Et enfin, le vernis à retoucher qui fait également partie des indispensables. Il s’applique dès que la peinture est dure au toucher, c’est-à-dire quelques jours ou quelques semaines après avoir terminé l’œuvre. Il a trois rôles : Il protège provisoirement, il uniformise la brillance des teintes, et il permet de peindre des retouches car sa composition s’incruste dans la couche précédente.
Brosses rondes, plates et usées bombées en fibre de Kevrin+. En peinture, de bons outils contribuent à la réalisation de belles oeuvres. Lorsque vous avez de bons pinceaux, votre style s’affine et s’améliore progressivement. En plus de la qualité des pinceaux, il est recommandé d’utiliser ceux qui s’adaptent le plus à votre technique de peinture. Parmi les types de pinceaux disponibles, les pinceaux en Kevrin +. 
Pour vous qui voulez vous lancer dans cet art passionnant, nous avons élaboré des cours en lignes ayant comme supports des vidéos. Chaque vidéo s’accompagne d’un petit résumé. Cependant, ce n’est qu’un extrait. Afin de découvrir l’ensemble, nous vous invitons à passer en mode abonnement.
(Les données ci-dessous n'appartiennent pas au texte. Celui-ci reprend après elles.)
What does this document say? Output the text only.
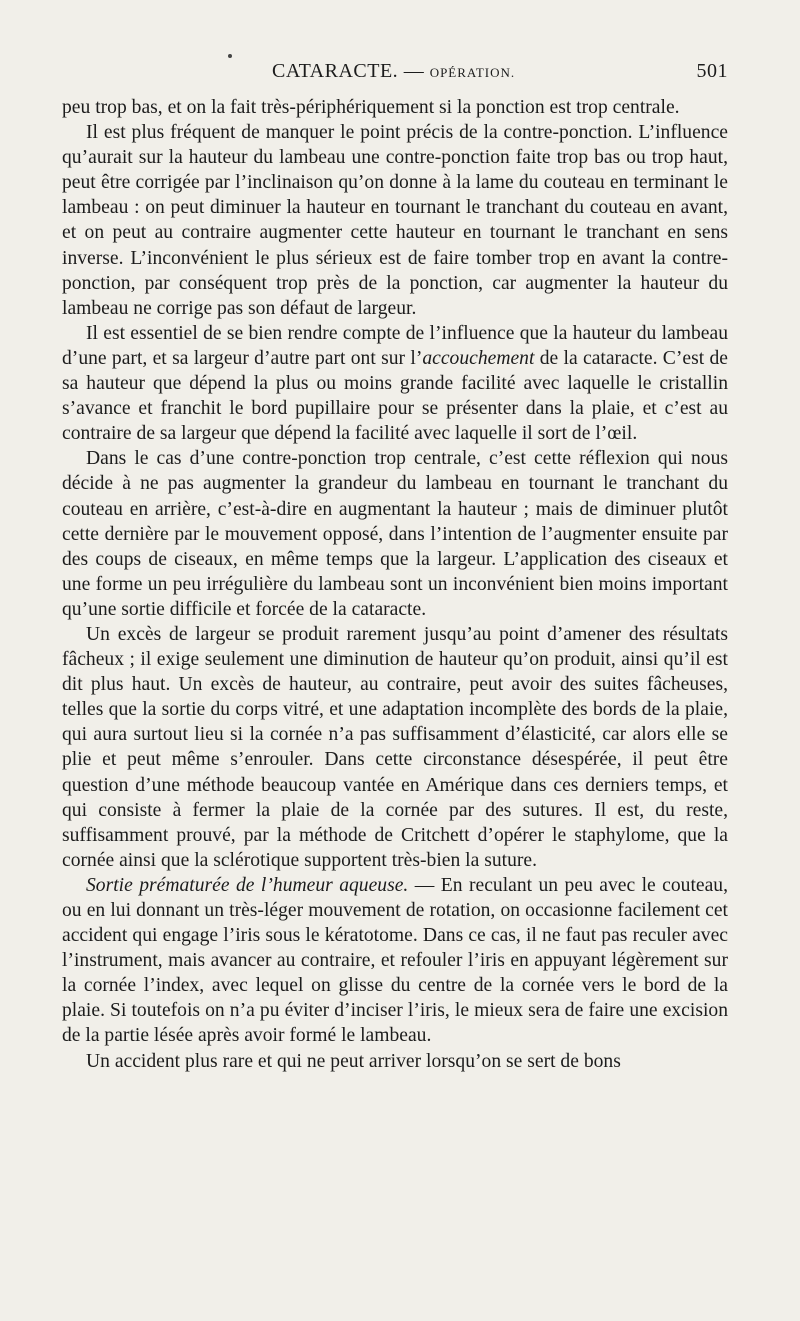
CATARACTE. — OPÉRATION.	501

peu trop bas, et on la fait très-périphériquement si la ponction est trop centrale.

Il est plus fréquent de manquer le point précis de la contre-ponction. L’influence qu’aurait sur la hauteur du lambeau une contre-ponction faite trop bas ou trop haut, peut être corrigée par l’inclinaison qu’on donne à la lame du couteau en terminant le lambeau : on peut diminuer la hauteur en tournant le tranchant du couteau en avant, et on peut au contraire augmenter cette hauteur en tournant le tranchant en sens inverse. L’inconvénient le plus sérieux est de faire tomber trop en avant la contre-ponction, par conséquent trop près de la ponction, car augmenter la hauteur du lambeau ne corrige pas son défaut de largeur.

Il est essentiel de se bien rendre compte de l’influence que la hauteur du lambeau d’une part, et sa largeur d’autre part ont sur l’accouchement de la cataracte. C’est de sa hauteur que dépend la plus ou moins grande facilité avec laquelle le cristallin s’avance et franchit le bord pupillaire pour se présenter dans la plaie, et c’est au contraire de sa largeur que dépend la facilité avec laquelle il sort de l’œil.

Dans le cas d’une contre-ponction trop centrale, c’est cette réflexion qui nous décide à ne pas augmenter la grandeur du lambeau en tournant le tranchant du couteau en arrière, c’est-à-dire en augmentant la hauteur ; mais de diminuer plutôt cette dernière par le mouvement opposé, dans l’intention de l’augmenter ensuite par des coups de ciseaux, en même temps que la largeur. L’application des ciseaux et une forme un peu irrégulière du lambeau sont un inconvénient bien moins important qu’une sortie difficile et forcée de la cataracte.

Un excès de largeur se produit rarement jusqu’au point d’amener des résultats fâcheux ; il exige seulement une diminution de hauteur qu’on produit, ainsi qu’il est dit plus haut. Un excès de hauteur, au contraire, peut avoir des suites fâcheuses, telles que la sortie du corps vitré, et une adaptation incomplète des bords de la plaie, qui aura surtout lieu si la cornée n’a pas suffisamment d’élasticité, car alors elle se plie et peut même s’enrouler. Dans cette circonstance désespérée, il peut être question d’une méthode beaucoup vantée en Amérique dans ces derniers temps, et qui consiste à fermer la plaie de la cornée par des sutures. Il est, du reste, suffisamment prouvé, par la méthode de Critchett d’opérer le staphylome, que la cornée ainsi que la sclérotique supportent très-bien la suture.

Sortie prématurée de l’humeur aqueuse. — En reculant un peu avec le couteau, ou en lui donnant un très-léger mouvement de rotation, on occasionne facilement cet accident qui engage l’iris sous le kératotome. Dans ce cas, il ne faut pas reculer avec l’instrument, mais avancer au contraire, et refouler l’iris en appuyant légèrement sur la cornée l’index, avec lequel on glisse du centre de la cornée vers le bord de la plaie. Si toutefois on n’a pu éviter d’inciser l’iris, le mieux sera de faire une excision de la partie lésée après avoir formé le lambeau.

Un accident plus rare et qui ne peut arriver lorsqu’on se sert de bons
Une fois l’abonné, vous pouvez tout de suite commencer à suivre les cours et devenir vite un professionnel.
Réserves et accent : pour ménager des « réserves » dans votre travail, vous utiliserez des liquides de masquage, à l’aspect de « gomme » qui seront enlevés par frottement une fois l’oeuvre sèche. On peut également procéder au grattage de la couleur, voire du papier, pour créer des accents, à la manière d’une gravure. Enfin des rehauts de peinture plus épaisse (gouache ou acrylique) vous permettront d’ajouter des éclats ou des touches très denses.
Pour vous mettre tout de suite dans le bain, un petit historique de la peinture à l’huile vous sera narré. Elle est inventée par Jan van Eyck. Originaire de l’Occident, elle existe depuis le Moyen Âge. C’était le premier art utilisé par les artistes. Les techniques utilisées connaissent une évolution qui se fait par rapport au temps et au souci de l’esthétique. Au tout début, les peintres utilisaient la technique de la tempéra. Par la suite, elle cédait sa place à la superposition de glacis. Vient ensuite l’utilisation de la technique en pâte avec l’ajout des médiums résineux.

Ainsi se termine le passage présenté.